In January, February and March, we saw a little dip and clocked around 1.1 million only. We are seeing a rise again. I would not say it is a spurt; it is a steady and slow rise. Dussehra onwards, the hits on PoS (point-of-sale machines) generally go up as do the hits on e-commerce sites. So, I am hopeful that this festive season we will see the same numbers that we saw during demonetisation, which is 1.5-1.6 million (transactions) on our PoS machines. If I look at the total number of transactions on our debit cards, it is likely to go up to 3.5-3.7 million from 2.7 million at present. Actually, demonetisation has pushed us ahead by about three or four years.
What will it take to enable Unified Payments Interface (UPI) transactions at small merchants?
With its many benefits, UPI is set to become a game changer. It is possible to acquire merchants on UPI and I need not give them a PoS, which involves an installation cost and also operating costs related to paper rolls and third parties who will service the machines. For UPI, the merchant just needs a smartphone. But, the only challenge to UPI adoption that I see is that not everybody has a smartphone. The penetration of smartphones may take some time.It may have taken longer, but now you have a `1,500 phone, for which 100 million people have signed up. Assuming that this one million gets a smartphone over the next two to three years and prices are reduced by other companies as well, many more people can then be included in the UPI ecosystem. Once consumers take to UPI, merchants will follow.
Card-based transactions constitute a chunk of digital transactions. Is that going to be the case in the days ahead, too?
We have 800 million debit cards in the country and these have been in use for some years now. Consumers know how to swipe them because of their experience at ATMs and they do not have to be educated to pay through them, provided the merchant is ready with the PoS to accept payments. So it will be a good idea to on-board more merchants on PoS because you cannot assume that all these merchants can be on-boarded on UPI overnight and all these consumers will have smartphones and will be digitally enabled.

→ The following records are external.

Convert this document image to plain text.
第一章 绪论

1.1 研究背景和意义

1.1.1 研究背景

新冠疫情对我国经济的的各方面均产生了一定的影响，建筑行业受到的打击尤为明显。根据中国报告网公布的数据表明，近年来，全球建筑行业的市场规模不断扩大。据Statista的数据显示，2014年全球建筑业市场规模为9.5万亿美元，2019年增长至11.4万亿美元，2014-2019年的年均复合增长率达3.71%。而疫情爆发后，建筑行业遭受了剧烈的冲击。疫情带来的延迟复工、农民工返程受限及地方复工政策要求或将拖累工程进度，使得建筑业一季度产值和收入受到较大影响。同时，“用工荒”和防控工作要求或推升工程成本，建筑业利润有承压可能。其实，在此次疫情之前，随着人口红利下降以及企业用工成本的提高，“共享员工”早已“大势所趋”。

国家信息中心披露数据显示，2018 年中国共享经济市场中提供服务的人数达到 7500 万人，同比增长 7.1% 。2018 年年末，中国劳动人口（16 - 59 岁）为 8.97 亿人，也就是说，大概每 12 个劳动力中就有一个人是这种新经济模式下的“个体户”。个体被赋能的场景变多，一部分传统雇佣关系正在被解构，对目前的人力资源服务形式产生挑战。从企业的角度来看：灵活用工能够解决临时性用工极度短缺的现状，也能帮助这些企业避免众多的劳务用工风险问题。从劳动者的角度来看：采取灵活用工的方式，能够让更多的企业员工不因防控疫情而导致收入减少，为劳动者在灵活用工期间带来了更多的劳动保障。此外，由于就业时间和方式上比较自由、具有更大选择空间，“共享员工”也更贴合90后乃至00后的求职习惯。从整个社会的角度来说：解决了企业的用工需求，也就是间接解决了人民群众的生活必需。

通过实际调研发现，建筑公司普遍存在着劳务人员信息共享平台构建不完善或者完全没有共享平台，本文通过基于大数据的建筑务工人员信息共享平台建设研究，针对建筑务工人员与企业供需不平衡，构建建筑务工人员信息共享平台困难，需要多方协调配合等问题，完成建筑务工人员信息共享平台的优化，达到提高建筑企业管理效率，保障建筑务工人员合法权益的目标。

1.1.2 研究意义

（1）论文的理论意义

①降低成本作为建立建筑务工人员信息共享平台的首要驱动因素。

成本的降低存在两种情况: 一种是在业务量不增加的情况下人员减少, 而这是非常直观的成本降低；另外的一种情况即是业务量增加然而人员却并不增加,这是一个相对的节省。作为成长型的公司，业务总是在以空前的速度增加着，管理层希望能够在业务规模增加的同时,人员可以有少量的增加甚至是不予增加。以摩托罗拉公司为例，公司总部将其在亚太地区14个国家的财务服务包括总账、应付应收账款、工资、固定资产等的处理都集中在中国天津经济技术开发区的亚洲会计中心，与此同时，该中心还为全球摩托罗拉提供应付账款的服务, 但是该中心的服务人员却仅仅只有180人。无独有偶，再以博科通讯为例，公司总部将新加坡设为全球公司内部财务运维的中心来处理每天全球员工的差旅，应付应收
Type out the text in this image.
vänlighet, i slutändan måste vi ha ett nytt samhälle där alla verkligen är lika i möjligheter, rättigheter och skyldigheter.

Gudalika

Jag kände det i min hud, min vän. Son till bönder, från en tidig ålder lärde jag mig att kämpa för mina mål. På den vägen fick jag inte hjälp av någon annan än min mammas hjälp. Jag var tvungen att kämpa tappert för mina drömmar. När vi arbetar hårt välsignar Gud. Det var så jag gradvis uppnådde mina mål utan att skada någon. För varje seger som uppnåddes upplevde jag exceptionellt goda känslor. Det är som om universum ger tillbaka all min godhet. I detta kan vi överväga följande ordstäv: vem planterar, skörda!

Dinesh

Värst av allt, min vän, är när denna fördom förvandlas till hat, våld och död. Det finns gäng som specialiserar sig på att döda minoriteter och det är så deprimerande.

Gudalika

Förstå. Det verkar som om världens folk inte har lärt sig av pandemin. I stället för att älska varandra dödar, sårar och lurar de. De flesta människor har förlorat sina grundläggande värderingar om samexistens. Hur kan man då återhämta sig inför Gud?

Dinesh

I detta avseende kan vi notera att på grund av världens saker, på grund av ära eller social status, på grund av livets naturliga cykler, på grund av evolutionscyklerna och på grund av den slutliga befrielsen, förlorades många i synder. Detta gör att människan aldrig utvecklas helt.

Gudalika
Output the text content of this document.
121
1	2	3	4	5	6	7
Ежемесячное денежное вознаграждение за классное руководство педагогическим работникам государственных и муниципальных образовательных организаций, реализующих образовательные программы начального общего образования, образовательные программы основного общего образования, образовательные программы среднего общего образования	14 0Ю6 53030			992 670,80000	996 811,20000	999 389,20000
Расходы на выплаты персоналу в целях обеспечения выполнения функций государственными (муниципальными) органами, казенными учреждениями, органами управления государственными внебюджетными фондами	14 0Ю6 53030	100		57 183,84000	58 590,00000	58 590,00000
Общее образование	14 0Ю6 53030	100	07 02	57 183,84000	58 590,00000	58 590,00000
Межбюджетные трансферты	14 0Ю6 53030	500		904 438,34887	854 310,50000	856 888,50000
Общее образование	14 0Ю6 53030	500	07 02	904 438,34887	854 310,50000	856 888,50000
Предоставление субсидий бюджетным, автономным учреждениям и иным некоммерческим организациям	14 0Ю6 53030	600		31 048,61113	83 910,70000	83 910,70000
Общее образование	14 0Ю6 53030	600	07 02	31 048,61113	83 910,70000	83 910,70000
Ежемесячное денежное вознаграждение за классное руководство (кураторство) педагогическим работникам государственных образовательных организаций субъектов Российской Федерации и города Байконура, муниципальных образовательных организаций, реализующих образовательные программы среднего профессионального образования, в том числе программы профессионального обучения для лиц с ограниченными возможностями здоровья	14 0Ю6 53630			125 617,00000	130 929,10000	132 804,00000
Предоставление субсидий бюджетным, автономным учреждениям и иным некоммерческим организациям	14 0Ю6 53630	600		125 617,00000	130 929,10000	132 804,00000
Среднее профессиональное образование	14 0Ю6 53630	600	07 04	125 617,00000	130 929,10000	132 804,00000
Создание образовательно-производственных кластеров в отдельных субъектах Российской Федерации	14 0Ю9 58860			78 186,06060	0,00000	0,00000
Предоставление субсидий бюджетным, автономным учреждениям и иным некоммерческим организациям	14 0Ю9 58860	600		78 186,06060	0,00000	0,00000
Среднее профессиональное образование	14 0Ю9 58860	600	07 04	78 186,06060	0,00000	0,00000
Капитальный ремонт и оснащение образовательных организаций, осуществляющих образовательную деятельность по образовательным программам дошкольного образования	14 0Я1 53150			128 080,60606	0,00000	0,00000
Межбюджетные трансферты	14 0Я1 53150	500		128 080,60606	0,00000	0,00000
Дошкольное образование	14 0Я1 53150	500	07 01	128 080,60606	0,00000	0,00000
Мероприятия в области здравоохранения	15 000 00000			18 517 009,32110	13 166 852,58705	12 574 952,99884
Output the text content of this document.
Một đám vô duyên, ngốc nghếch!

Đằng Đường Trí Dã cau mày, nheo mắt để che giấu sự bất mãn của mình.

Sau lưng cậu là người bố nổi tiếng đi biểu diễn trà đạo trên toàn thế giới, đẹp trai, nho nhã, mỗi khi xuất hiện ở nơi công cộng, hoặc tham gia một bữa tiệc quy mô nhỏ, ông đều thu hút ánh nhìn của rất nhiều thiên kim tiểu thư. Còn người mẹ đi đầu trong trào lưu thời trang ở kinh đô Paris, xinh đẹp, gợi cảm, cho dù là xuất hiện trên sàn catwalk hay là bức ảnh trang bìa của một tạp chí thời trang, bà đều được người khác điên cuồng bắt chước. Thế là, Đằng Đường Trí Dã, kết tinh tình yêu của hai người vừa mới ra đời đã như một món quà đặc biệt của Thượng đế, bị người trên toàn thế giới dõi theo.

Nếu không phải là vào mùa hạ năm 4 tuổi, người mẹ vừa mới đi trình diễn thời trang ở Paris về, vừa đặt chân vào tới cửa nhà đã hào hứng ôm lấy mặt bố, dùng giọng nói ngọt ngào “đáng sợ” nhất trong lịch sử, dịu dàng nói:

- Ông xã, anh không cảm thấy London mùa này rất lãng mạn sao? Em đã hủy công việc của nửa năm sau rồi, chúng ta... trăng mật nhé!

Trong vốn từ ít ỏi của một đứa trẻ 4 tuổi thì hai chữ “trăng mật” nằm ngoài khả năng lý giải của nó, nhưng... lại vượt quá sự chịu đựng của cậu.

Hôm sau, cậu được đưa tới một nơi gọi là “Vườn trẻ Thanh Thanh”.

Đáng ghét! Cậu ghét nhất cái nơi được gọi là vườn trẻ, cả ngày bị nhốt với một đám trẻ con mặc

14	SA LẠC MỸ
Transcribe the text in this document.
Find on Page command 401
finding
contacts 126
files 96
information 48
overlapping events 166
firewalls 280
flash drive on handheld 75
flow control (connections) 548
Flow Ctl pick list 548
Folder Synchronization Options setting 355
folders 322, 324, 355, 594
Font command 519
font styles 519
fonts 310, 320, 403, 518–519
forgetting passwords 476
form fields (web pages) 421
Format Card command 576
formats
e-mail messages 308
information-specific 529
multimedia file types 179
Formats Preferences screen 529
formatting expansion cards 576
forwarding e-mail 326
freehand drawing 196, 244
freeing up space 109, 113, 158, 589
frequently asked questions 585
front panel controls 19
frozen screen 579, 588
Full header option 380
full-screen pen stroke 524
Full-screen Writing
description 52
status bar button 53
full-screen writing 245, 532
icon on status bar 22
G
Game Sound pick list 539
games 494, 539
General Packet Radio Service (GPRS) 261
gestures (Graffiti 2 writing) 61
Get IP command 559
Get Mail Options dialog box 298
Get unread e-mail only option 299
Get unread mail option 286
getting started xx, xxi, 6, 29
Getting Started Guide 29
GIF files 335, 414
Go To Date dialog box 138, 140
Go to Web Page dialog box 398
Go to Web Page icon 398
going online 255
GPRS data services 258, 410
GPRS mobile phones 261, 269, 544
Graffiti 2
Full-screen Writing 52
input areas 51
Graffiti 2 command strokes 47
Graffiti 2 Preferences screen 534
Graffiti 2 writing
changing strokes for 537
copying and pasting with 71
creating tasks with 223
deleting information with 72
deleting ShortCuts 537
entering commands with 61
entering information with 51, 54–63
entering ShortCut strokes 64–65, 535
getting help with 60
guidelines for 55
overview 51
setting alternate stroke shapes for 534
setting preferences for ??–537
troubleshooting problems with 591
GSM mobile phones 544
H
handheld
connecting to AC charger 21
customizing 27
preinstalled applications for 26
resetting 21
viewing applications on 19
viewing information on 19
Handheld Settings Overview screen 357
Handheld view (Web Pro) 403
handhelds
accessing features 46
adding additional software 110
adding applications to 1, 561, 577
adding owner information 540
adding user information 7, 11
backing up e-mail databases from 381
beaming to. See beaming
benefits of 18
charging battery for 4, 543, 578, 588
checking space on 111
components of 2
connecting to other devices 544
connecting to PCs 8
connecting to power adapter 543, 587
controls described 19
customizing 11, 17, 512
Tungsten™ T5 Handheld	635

Fifty percent of digital transactions by volume are still happening on cards and PoS and in value terms, the share would be 70-80%. At least for another five to seven years, card and PoS transactions will be the dominant mode of digital transactions.
Have you been acquiring merchants for Aadhaar Pay?
We have on-boarded almost 2.3 lakh merchants. This is more than the rest of the banking industry put together.
Are you looking at integrating all four modes of payment on a single device?
We are working on a proof of concept for a single device on which you can do a card transaction, Aadhaar Pay, BharatQR and UPI transaction. Unless it is a single device and you make it easy for merchants to toggle between interfaces, it is only going to create more confusion for them.